В13:形容詞の複数形
名詞が複数になれば、形容詞の語尾も複数形になる。
幸いなことに、形容詞には、名詞のような複雑性はない。
- 複数になると性の区別が消失し、修飾する名詞の性によらずすべて同じ語尾。
- アクセントの位置は移動しない。
- 不規則変化は存在しない。
硬音変化と軟音変化の違い、それに正書法によるしばりが、形容詞の複数形語尾における揺らぎのすべてである。
硬変化 | 軟変化 | |
---|---|---|
男性 | -ые | -ие |
女性 | ||
中性 |
#23 形容詞の複数形に性の区別はない。いかなる不規則もない。
- 男性名詞を修飾
- весёлые студе́нты 「陽気な大学生」
- здоро́вые ма́льчики 「健康な少年」
- 女性名詞を修飾
- вку́сные соси́ски 「おいしいウィンナー」
- бли́жние ста́нции 「最寄の駅」
- хоро́шие студе́нтки 「優秀な大学生」 ※正書法の都合で -ие
- 中性名詞を修飾
- но́вые слова́ 「新しい言葉(単語)」
- высо́кие зда́ния 「背の高い建物」 ※正書法の都合で -ие
正書法の規則では、г,к,х,ж,ч,ш,щ の後に ы を書いてはいけない。代わりに и を書く。
主語と述語の数の一致
原則として、主語と述語の数は一致する。
- Се́рьги ─ его́ пода́рки. 「(この)イヤリングはかれのプレゼントだよ」 ※イヤリングは単数形だと「片方」の意。

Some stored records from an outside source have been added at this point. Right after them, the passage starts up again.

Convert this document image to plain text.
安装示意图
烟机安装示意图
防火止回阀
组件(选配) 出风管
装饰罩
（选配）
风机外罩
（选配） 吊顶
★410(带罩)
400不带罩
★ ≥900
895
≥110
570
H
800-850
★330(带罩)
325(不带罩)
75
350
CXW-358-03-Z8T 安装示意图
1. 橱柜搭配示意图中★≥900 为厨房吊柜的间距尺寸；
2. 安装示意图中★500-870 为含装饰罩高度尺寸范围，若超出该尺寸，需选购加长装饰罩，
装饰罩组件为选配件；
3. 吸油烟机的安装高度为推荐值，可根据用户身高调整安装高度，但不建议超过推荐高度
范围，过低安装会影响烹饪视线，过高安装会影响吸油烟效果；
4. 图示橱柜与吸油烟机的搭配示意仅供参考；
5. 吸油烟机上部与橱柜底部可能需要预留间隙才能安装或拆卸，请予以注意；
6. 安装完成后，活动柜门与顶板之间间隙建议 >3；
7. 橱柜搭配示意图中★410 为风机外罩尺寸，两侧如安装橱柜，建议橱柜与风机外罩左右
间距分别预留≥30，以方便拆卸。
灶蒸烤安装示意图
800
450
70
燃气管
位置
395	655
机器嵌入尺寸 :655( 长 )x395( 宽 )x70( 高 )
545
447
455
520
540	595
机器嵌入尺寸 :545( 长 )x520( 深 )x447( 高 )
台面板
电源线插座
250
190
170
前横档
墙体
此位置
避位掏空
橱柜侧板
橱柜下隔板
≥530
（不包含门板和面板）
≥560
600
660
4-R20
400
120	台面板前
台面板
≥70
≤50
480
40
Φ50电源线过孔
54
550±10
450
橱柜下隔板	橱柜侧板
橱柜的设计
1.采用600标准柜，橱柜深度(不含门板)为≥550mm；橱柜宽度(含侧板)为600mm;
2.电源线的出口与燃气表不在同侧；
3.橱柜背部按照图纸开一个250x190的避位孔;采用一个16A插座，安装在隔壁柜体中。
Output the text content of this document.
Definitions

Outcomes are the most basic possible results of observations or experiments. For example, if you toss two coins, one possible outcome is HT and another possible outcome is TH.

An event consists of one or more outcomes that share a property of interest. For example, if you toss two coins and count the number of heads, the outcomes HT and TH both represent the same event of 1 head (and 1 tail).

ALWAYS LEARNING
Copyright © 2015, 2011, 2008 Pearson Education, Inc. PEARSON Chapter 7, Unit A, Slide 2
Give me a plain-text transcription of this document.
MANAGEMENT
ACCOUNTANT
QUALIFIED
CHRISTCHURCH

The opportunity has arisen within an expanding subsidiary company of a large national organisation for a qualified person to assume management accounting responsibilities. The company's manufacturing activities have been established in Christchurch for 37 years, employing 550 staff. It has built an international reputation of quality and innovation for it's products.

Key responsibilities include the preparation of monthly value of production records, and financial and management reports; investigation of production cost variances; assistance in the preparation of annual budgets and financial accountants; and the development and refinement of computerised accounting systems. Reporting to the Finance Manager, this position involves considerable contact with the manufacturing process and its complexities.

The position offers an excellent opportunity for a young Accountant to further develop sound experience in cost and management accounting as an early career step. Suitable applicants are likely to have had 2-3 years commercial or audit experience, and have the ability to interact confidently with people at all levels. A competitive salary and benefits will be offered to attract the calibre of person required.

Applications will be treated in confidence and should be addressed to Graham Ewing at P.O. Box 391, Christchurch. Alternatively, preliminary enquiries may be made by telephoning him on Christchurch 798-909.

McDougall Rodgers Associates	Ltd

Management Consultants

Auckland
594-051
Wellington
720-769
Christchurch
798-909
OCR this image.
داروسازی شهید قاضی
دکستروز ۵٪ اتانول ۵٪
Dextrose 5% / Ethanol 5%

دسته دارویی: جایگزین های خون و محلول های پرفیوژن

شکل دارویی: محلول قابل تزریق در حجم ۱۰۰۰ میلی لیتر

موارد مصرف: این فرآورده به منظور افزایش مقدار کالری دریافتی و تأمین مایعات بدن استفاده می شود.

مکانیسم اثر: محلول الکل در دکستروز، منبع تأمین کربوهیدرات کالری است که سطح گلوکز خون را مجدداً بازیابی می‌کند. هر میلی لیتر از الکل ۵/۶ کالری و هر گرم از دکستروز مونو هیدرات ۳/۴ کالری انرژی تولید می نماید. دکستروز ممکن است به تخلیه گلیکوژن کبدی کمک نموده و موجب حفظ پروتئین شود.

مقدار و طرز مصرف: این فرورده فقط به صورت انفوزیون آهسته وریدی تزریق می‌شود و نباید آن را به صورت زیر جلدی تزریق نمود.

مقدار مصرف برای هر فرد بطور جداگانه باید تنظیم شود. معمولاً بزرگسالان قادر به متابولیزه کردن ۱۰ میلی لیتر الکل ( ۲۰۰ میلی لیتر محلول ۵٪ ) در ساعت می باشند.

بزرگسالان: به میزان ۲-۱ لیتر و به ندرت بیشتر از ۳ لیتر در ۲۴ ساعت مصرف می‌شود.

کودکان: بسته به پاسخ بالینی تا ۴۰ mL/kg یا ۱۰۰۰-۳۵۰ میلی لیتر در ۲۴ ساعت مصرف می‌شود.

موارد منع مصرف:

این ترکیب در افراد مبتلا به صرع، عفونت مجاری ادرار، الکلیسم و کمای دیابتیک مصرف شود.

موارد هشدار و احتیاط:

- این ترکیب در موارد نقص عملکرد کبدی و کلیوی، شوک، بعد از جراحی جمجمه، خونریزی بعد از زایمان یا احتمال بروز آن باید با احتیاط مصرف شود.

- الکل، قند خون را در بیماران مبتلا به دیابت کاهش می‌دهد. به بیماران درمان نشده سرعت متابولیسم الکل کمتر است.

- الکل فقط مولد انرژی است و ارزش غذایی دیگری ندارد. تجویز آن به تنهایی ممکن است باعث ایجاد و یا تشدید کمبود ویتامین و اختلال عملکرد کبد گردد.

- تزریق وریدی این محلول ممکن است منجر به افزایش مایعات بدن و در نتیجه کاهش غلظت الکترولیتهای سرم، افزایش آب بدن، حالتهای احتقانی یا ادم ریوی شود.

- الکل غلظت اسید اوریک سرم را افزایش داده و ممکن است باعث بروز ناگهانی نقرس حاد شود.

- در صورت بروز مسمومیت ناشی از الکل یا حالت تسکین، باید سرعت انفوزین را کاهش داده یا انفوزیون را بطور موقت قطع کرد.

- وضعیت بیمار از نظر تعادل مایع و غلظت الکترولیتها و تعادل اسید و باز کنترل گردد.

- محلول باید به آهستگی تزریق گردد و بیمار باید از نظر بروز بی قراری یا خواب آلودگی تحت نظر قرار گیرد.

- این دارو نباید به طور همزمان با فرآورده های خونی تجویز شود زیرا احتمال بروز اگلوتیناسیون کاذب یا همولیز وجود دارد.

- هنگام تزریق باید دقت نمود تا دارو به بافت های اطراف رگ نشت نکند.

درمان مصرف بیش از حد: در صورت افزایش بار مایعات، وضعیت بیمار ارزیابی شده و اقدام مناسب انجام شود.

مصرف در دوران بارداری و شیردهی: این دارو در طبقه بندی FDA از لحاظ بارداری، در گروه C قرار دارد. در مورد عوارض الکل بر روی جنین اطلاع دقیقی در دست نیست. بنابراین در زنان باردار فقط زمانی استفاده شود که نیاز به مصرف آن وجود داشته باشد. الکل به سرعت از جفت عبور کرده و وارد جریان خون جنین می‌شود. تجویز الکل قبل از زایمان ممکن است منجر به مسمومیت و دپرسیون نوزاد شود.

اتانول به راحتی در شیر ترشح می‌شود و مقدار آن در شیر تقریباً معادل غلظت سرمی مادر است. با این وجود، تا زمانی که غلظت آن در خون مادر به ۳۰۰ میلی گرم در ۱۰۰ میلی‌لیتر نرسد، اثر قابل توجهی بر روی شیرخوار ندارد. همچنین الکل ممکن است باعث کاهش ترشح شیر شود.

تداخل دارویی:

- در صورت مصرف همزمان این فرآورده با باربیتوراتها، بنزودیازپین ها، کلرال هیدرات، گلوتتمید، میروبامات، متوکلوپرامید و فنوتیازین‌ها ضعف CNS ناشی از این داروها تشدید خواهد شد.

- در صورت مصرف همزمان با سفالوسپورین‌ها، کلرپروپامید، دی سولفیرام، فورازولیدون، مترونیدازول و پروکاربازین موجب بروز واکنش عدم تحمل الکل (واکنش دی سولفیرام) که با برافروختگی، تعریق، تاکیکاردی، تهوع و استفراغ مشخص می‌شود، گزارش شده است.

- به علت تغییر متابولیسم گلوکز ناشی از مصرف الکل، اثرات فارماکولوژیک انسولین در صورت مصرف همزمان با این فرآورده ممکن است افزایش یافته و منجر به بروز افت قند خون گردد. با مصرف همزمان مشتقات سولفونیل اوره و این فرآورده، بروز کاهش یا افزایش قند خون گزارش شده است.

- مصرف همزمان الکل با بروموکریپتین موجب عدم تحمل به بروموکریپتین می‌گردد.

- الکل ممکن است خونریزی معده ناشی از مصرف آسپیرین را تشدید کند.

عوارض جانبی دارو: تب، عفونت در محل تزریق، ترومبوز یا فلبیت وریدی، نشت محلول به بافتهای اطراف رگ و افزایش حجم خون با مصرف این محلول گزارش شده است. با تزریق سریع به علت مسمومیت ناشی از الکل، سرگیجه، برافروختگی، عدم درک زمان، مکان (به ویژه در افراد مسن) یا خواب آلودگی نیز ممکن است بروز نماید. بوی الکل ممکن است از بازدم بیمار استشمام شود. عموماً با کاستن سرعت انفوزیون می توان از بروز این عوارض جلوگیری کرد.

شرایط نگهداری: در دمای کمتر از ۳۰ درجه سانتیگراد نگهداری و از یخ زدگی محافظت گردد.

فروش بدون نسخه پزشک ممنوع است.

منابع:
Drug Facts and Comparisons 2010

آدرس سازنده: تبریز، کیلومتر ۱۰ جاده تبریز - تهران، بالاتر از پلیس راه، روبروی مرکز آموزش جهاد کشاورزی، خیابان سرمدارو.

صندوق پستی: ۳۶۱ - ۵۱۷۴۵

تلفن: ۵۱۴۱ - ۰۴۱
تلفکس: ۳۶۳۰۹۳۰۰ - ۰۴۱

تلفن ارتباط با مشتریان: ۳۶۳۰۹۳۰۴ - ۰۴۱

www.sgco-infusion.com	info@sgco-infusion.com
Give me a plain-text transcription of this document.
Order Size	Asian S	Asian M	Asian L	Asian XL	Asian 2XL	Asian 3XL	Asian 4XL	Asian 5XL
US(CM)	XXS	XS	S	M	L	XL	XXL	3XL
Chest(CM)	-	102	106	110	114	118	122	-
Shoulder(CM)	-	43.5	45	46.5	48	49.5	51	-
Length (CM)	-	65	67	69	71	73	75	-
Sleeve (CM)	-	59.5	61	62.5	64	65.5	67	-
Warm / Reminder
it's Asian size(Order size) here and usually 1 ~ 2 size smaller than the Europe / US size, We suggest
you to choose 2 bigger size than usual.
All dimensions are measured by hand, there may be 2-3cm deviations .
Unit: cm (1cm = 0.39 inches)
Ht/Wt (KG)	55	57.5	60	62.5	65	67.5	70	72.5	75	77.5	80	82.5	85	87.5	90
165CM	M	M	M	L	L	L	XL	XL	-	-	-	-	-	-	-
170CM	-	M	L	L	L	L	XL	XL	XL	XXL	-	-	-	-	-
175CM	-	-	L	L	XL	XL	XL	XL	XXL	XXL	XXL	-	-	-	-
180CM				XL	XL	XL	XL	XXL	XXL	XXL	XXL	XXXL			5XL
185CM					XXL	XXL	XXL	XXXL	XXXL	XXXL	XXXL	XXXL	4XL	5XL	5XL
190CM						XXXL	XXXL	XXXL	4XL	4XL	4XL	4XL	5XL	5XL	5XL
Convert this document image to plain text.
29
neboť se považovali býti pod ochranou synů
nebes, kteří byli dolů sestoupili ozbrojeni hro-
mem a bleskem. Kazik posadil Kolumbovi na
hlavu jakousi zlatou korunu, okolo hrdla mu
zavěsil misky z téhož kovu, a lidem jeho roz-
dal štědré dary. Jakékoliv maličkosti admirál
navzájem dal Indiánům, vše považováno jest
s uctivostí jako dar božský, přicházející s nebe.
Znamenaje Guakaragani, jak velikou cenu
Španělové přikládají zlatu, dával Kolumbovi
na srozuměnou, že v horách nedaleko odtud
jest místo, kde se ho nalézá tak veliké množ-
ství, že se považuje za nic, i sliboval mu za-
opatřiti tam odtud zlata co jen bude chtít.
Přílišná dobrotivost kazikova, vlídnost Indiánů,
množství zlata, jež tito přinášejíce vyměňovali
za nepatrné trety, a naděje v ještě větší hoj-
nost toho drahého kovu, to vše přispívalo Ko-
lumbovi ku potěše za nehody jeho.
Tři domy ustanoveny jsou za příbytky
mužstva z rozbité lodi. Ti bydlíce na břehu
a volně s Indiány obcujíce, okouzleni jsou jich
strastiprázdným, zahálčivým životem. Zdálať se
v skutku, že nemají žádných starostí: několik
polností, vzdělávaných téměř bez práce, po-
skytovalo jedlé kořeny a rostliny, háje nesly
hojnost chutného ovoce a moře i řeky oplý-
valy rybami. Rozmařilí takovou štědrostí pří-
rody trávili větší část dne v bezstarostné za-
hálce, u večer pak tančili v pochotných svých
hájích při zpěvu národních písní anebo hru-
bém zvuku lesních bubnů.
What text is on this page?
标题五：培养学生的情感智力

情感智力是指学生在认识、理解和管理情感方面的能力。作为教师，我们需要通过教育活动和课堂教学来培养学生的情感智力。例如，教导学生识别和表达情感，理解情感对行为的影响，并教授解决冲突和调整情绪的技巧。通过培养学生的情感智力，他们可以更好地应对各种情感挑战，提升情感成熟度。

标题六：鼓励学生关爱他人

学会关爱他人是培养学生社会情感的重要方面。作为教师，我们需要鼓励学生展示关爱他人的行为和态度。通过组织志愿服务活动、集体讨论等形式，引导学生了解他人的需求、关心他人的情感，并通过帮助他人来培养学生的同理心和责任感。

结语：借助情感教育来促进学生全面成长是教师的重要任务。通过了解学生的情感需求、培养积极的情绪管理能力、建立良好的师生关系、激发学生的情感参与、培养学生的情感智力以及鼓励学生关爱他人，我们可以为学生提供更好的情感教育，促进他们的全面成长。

- Мои́ сыновья́ ─ студе́нты. 「うちの息子たちは大学生です」
- Кни́ги но́вые. 「(これらの)本は新しい」
- Часы́ то́чные. 「(この/これらの)時計は正確だ」
複数名詞を修飾する形容詞は、たとえその複数名詞が実際には単数の意味であったとしても、複数形になる。つまり、意味ではなく形に従うのである。
#24 「AはBだ」のAとBとで、数は基本的に一致する。
なお、話の流れからして、最初の例のような文では数が一致しないこともあり得る。特に次のような場合。
- Его́ пода́рок ─ се́рьги. 「かれのプレゼントはイヤリングだ」
特に、複数名詞が別の名詞とともに用いられるには、原則として «主語と述語の数が一致しない» と考えておいていい(とりあえず現段階では)。
- Де́ньги ─ де́ло наживно́е. 「金は手に入れようと思えば手に入れられる」(ことわざ「金は天下のまわりもの」)
- Столи́ца Гре́ции ─ Афи́ны. 「ギリシャの首都はアテネだ」 ※まだ学んでいない文法を使っている。
この点において、主語と述語の数の一致の問題は、性の一致の問題と似ている。